Lors de notre visite au Cameroun, nous avons eu l’occasion de nous rendre à Yaoundé, Baffousam, Dschang et Doula. A chaque endroit nous avons été accueillies par des organisations de femmes locales. Nous avons rencontré des personnes déplacées vivant dans des conditions désastreuses, des victimes traumatisées par des meurtres, des tortures, des intimidations et enlèvements de proches en échange de rançon. Nous avons rencontré des enfants attristés d’être privés d’éducation et des enseignants menacés et punis pour avoir tenté de faire leur travail. Nous avons appris qu’un bon nombre avait fui dans la « brousse », se cachant ainsi dans la jungle pour survivre. Dans « la brousse », ils sont privés des besoins fondamentaux, exposés à toutes formes de danger et de maladie : ils vivent, comme ils disent, « comme des animaux, comme des singes ». Cependant, la recherche de la survie dans les villes peut s’avérer bien plus dangereuse : en l’absence de documents officiels, les gens sont facilement discriminés ou exploités. De nombreuses femmes en désespoir de cause peuvent se retrouver dans la prostitution pour survivre. Celles qui ne sont pas déplacées, sont prises au piège entre l’intimidation et la violence, ne sachant que faire pour leur sécurité dans un environnement d’anarchie et de peur.

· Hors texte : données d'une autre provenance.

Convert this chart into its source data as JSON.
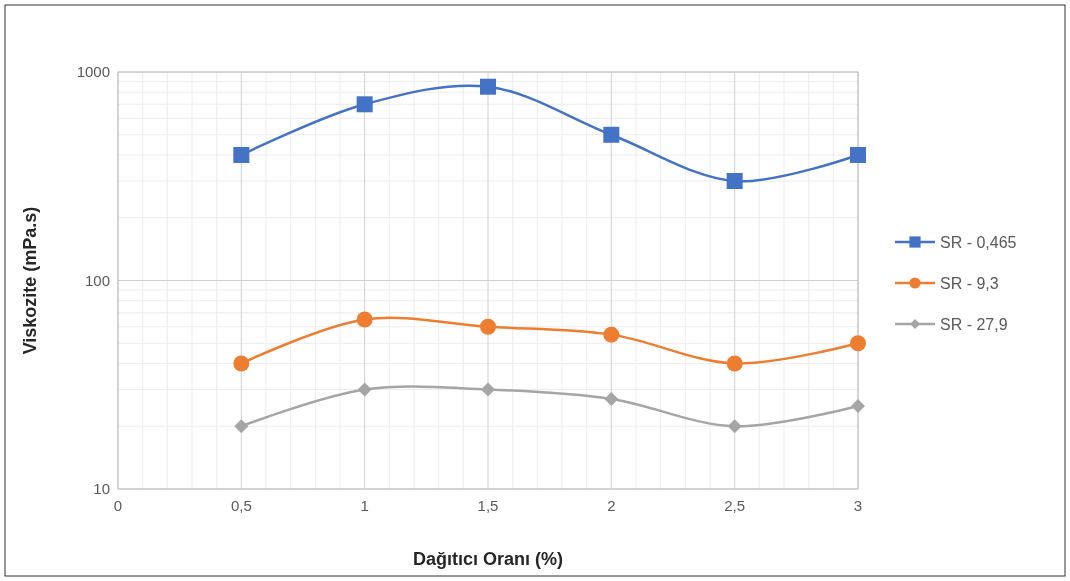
{
  "chart_data": {
    "type": "line",
    "xlabel": "Dağıtıcı Oranı (%)",
    "ylabel": "Viskozite (mPa.s)",
    "x": [
      0.5,
      1,
      1.5,
      2,
      2.5,
      3
    ],
    "series": [
      {
        "name": "SR - 0,465",
        "color": "#4472c4",
        "marker": "square",
        "values": [
          400,
          700,
          850,
          500,
          300,
          400
        ]
      },
      {
        "name": "SR - 9,3",
        "color": "#ed7d31",
        "marker": "circle",
        "values": [
          40,
          65,
          60,
          55,
          40,
          50
        ]
      },
      {
        "name": "SR - 27,9",
        "color": "#a5a5a5",
        "marker": "diamond",
        "values": [
          20,
          30,
          30,
          27,
          20,
          25
        ]
      }
    ],
    "xlim": [
      0,
      3
    ],
    "xticks": [
      0,
      {
        "value": 0.5,
        "label": "0,5"
      },
      1,
      {
        "value": 1.5,
        "label": "1,5"
      },
      2,
      {
        "value": 2.5,
        "label": "2,5"
      },
      3
    ],
    "ylim": [
      10,
      1000
    ],
    "yticks": [
      10,
      100,
      1000
    ],
    "log": true,
    "grid": true,
    "legend": "right",
    "line_style": "solid"
  }
}
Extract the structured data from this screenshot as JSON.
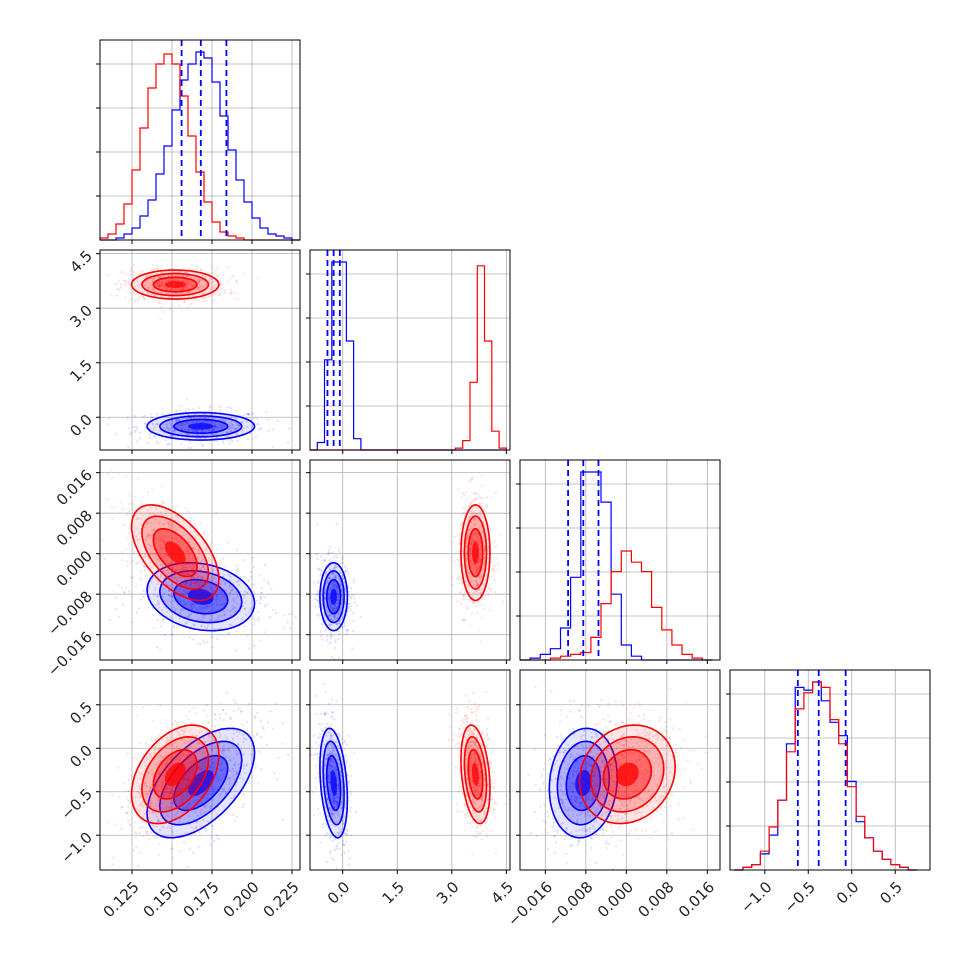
{
  "chart_data": {
    "type": "corner",
    "colors": {
      "series_a": "#0000ff",
      "series_b": "#ff0000"
    },
    "grid": true,
    "parameters": [
      {
        "range": [
          0.105,
          0.23
        ],
        "ticks": [
          0.125,
          0.15,
          0.175,
          0.2,
          0.225
        ],
        "tick_labels": [
          "0.125",
          "0.150",
          "0.175",
          "0.200",
          "0.225"
        ]
      },
      {
        "range": [
          -0.9,
          4.6
        ],
        "ticks": [
          0.0,
          1.5,
          3.0,
          4.5
        ],
        "tick_labels": [
          "0.0",
          "1.5",
          "3.0",
          "4.5"
        ]
      },
      {
        "range": [
          -0.021,
          0.0185
        ],
        "ticks": [
          -0.016,
          -0.008,
          0.0,
          0.008,
          0.016
        ],
        "tick_labels": [
          "−0.016",
          "−0.008",
          "0.000",
          "0.008",
          "0.016"
        ]
      },
      {
        "range": [
          -1.4,
          0.9
        ],
        "ticks": [
          -1.0,
          -0.5,
          0.0,
          0.5
        ],
        "tick_labels": [
          "−1.0",
          "−0.5",
          "0.0",
          "0.5"
        ]
      }
    ],
    "series": [
      {
        "color": "#0000ff",
        "mean": [
          0.168,
          -0.25,
          -0.0085,
          -0.4
        ],
        "std": [
          0.016,
          0.18,
          0.0032,
          0.3
        ],
        "quantiles": [
          [
            0.156,
            0.168,
            0.184
          ],
          [
            -0.42,
            -0.25,
            -0.08
          ],
          [
            -0.0115,
            -0.0085,
            -0.0055
          ],
          [
            -0.62,
            -0.38,
            -0.07
          ]
        ],
        "corr": {
          "0-1": 0.0,
          "0-2": -0.2,
          "0-3": 0.55,
          "1-2": 0.0,
          "1-3": -0.3,
          "2-3": 0.1
        }
      },
      {
        "color": "#ff0000",
        "mean": [
          0.152,
          3.65,
          0.0002,
          -0.3
        ],
        "std": [
          0.013,
          0.19,
          0.0045,
          0.27
        ],
        "quantiles": [],
        "corr": {
          "0-1": 0.0,
          "0-2": -0.55,
          "0-3": 0.4,
          "1-2": 0.0,
          "1-3": -0.3,
          "2-3": 0.15
        }
      }
    ],
    "histograms": [
      {
        "param": 0,
        "bin_edges": [
          0.105,
          0.11,
          0.115,
          0.12,
          0.125,
          0.13,
          0.135,
          0.14,
          0.145,
          0.15,
          0.155,
          0.16,
          0.165,
          0.17,
          0.175,
          0.18,
          0.185,
          0.19,
          0.195,
          0.2,
          0.205,
          0.21,
          0.215,
          0.22,
          0.225,
          0.23
        ],
        "counts": [
          [
            0,
            0,
            1,
            3,
            6,
            12,
            20,
            33,
            47,
            65,
            80,
            88,
            94,
            91,
            79,
            62,
            45,
            30,
            19,
            11,
            6,
            3,
            2,
            1,
            0
          ],
          [
            1,
            3,
            8,
            18,
            35,
            56,
            76,
            88,
            93,
            88,
            72,
            52,
            34,
            19,
            9,
            4,
            2,
            1,
            0,
            0,
            0,
            0,
            0,
            0,
            0
          ]
        ]
      },
      {
        "param": 1,
        "bin_edges": [
          -0.9,
          -0.7,
          -0.5,
          -0.3,
          -0.1,
          0.1,
          0.3,
          0.5,
          0.7,
          0.9,
          1.1,
          1.3,
          1.5,
          1.7,
          1.9,
          2.1,
          2.3,
          2.5,
          2.7,
          2.9,
          3.1,
          3.3,
          3.5,
          3.7,
          3.9,
          4.1,
          4.3,
          4.5
        ],
        "counts": [
          [
            0,
            4,
            48,
            100,
            100,
            58,
            6,
            0,
            0,
            0,
            0,
            0,
            0,
            0,
            0,
            0,
            0,
            0,
            0,
            0,
            0,
            0,
            0,
            0,
            0,
            0,
            0
          ],
          [
            0,
            0,
            0,
            0,
            0,
            0,
            0,
            0,
            0,
            0,
            0,
            0,
            0,
            0,
            0,
            0,
            0,
            0,
            0,
            0,
            1,
            5,
            36,
            98,
            58,
            10,
            1
          ]
        ]
      },
      {
        "param": 2,
        "bin_edges": [
          -0.021,
          -0.019,
          -0.017,
          -0.015,
          -0.013,
          -0.011,
          -0.009,
          -0.007,
          -0.005,
          -0.003,
          -0.001,
          0.001,
          0.003,
          0.005,
          0.007,
          0.009,
          0.011,
          0.013,
          0.015,
          0.017
        ],
        "counts": [
          [
            0,
            1,
            3,
            6,
            17,
            44,
            100,
            100,
            84,
            35,
            8,
            2,
            0,
            0,
            0,
            0,
            0,
            0,
            0
          ],
          [
            0,
            0,
            0,
            1,
            2,
            3,
            4,
            12,
            30,
            47,
            58,
            52,
            47,
            28,
            16,
            8,
            3,
            1,
            0
          ]
        ]
      },
      {
        "param": 3,
        "bin_edges": [
          -1.35,
          -1.25,
          -1.15,
          -1.05,
          -0.95,
          -0.85,
          -0.75,
          -0.65,
          -0.55,
          -0.45,
          -0.35,
          -0.25,
          -0.15,
          -0.05,
          0.05,
          0.15,
          0.25,
          0.35,
          0.45,
          0.55,
          0.65,
          0.75
        ],
        "counts": [
          [
            0,
            1,
            2,
            6,
            13,
            26,
            47,
            68,
            67,
            70,
            63,
            55,
            50,
            33,
            18,
            12,
            7,
            4,
            2,
            1,
            0
          ],
          [
            0,
            1,
            2,
            7,
            16,
            26,
            44,
            60,
            66,
            70,
            68,
            56,
            47,
            31,
            20,
            12,
            7,
            4,
            2,
            1,
            0
          ]
        ]
      }
    ]
  }
}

À la fin de notre mission, nous nous sommes senties privilégiées d’avoir eu la chance de collaborer avec des personnes engagées et compétentes qui avaient su répondre à nos besoins pratiques, nous permettant ainsi d’apporter une contribution directe par le biais de séances de débriefing et de brainstorming fréquentes en cours de route. Avant de repartir, nous avons soumis à nos hôtes camerounais un rapport de nos impressions et recommandations en espérant qu’il leur soit utile dans la rédaction de leur rapport global.

Comme dans tous les conflits violents, il n’y aura pas de solution rapide et facile aux problèmes du Cameroun. Mais la solidarité et la synergie des femmes camerounaises qui, de toute évidence, pourraient travailler en bonne coordination, avec rapidité et efficacité, est une grande bénédiction pour leur pays et un exemple précieux auquel s’inspirer dans le cadre du réseau des femmes médiatrices.